Ahem. The Politico article notes that his government contract was awarded June 19.
A final 2009 NEJM article, "Getting The Facts Straight On Health Care Reform," gets very few of the facts straight, instead parroting supporter talking points as if they are the final word on the debate, and with little if any supportive material. He relies on the CBO analyses of Senate and House bills, analyses which suffer under the constraints of CBO scoring, and his own writings at MIT and as a board member of the Massachusetts Health Connector program. That's it. Criticisms are dismissed as obviously without merit, and the assumptions of the plan designers taken as written in stone.
In each of these papers Dr. Gruber demonstrates the hubris of the central planner. He quite clearly has a bias toward government control of the health care sector. He is not being paid to shill for the Democratic health care bills. Rather, he is being paid precisely because he is a shill for them.
1/9/10 1110: More: "Is Gruber the Armstrong Williams of the Obama Administration?" Actually, not really.

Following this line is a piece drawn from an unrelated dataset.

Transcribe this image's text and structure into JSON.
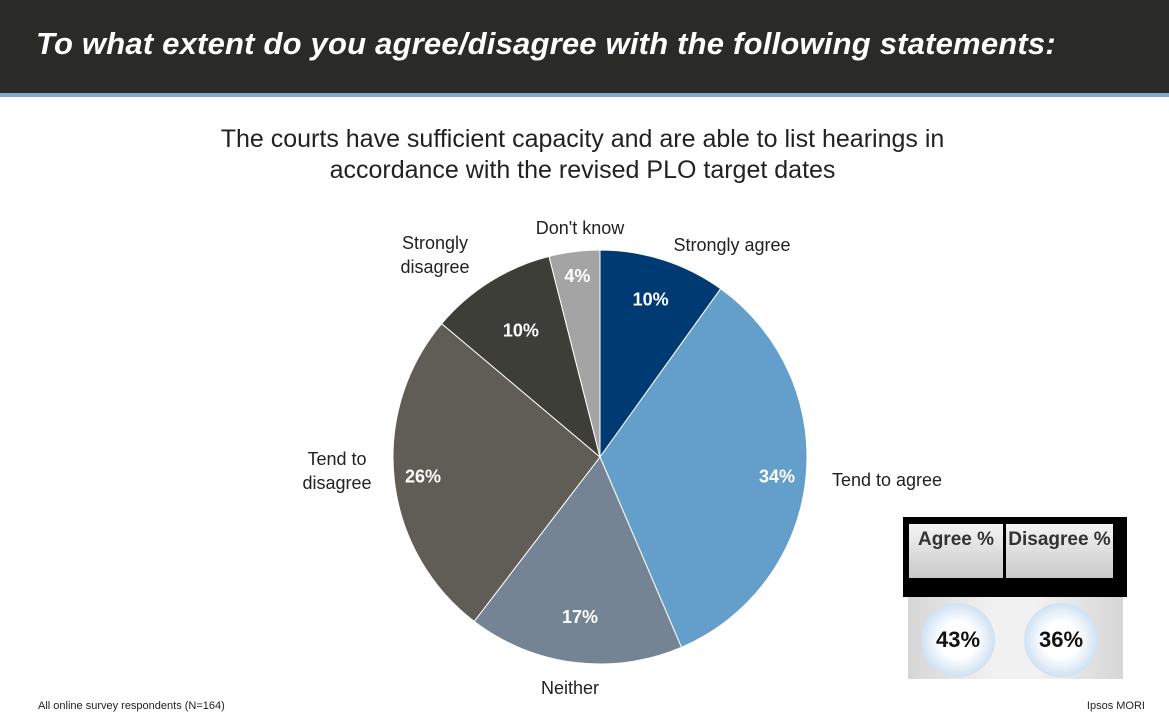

Apparently, no other economist in the US has ever studied health-care costs in depth, according to HHS. Or, more likely, Orszag arranged a $300K no-bid contract for a buddy, then hid the relationship in order to promote him as an independent voice that just so happened to support administration policy.
Heads should roll for this, and Orszag’s should be the first, and that’s not just because he’s managed to screw up for the entire year. This is not incompetence — it’s corruption.